I am investigating various methods for adaptive-step integration of stochastic differential equations and trying to implement them. All of the papers that I've seen (e.g. H. Lamba, J. Comp. App. Math. 161(2), 417–430 (2003)) mention in some form that one has to always preserve the sampled values of the Wiener process. In other words, if some steps were rejected, one still has to go through all the sampled values that are located later in time.
For example, suppose that you are at time $t_0$ and tried to step to $t_1$, sampling the Wiener increment $dW_1$ for that. The step turned out to have an unacceptable error and was rejected. Now you try to make a step to $t_2 < t_1$. The proper procedure, it appears, is to sample an intermediate increment $dW_2$ for the step from $t_0$ to $t_2$ based on $dW_1$ (the exact formula is not important here), and take the increment for the step from $t_2$ to $t_1$ to be $dW_1 - dW_2$.
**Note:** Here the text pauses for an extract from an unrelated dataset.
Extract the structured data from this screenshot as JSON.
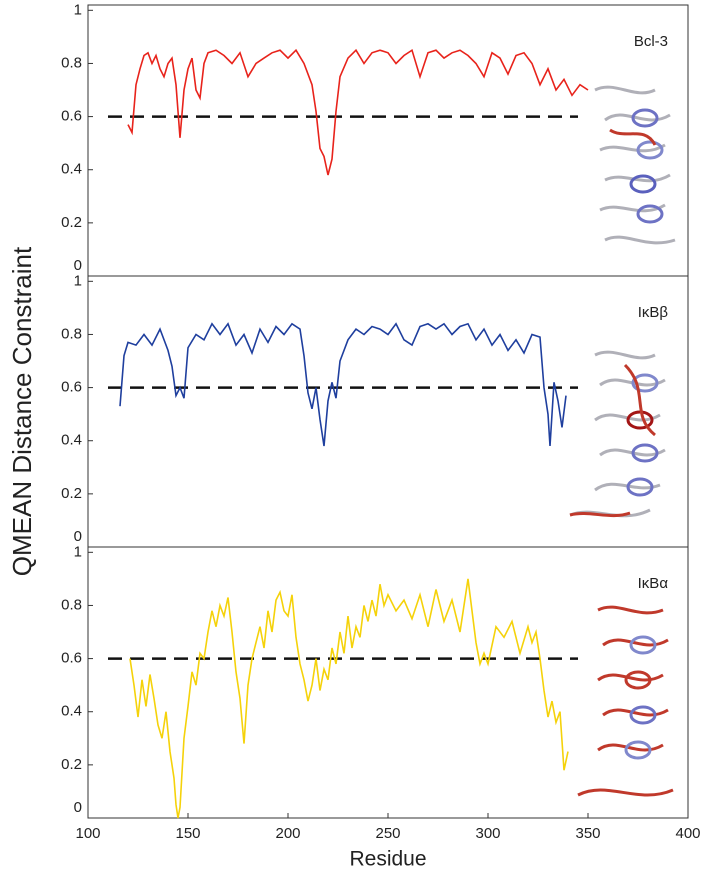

Now suppose that this step was rejected as well. Repeating the procedure above, you now have three increments, $dW_3$, $dW_2 - dW_3$ and $dW_1 - dW_2$ for the steps from $t_0$ to $t_3$, then to $t_2$ and then to $t_1$.
This part I have not seen explained, although it seems that all the authors imply that if your step to $t_3$ succeeds, your next step must not go past $t_2$ and should use the sampled increment $dW_2$ for that part. If you follow that logic, in the implementation of the integrator you will have to maintain a dynamic list of sampled increments, which increases the memory footprint (in an unpredictable way, too). This supposedly avoids bias in the sampled Wiener process. Let's call it approach A.
I tried to replace it with a simpler logic, where only the furthest sample in time ($dW_1$) is preserved. This way, in the situation above, after you sample $dW_3$, you forget $dW_2$, and for your next step the sampled increment only depends on $dW_1$. Let's call it approach B.
Sorry for the long explanation, now to my question. Supposedly my simplified logic should introduce bias in the solutions. The problem is that I haven't been able to detect it in any of the tests that I tried. Do you have any ideas of how to design a test that will be able to distinguish approach A from approach B?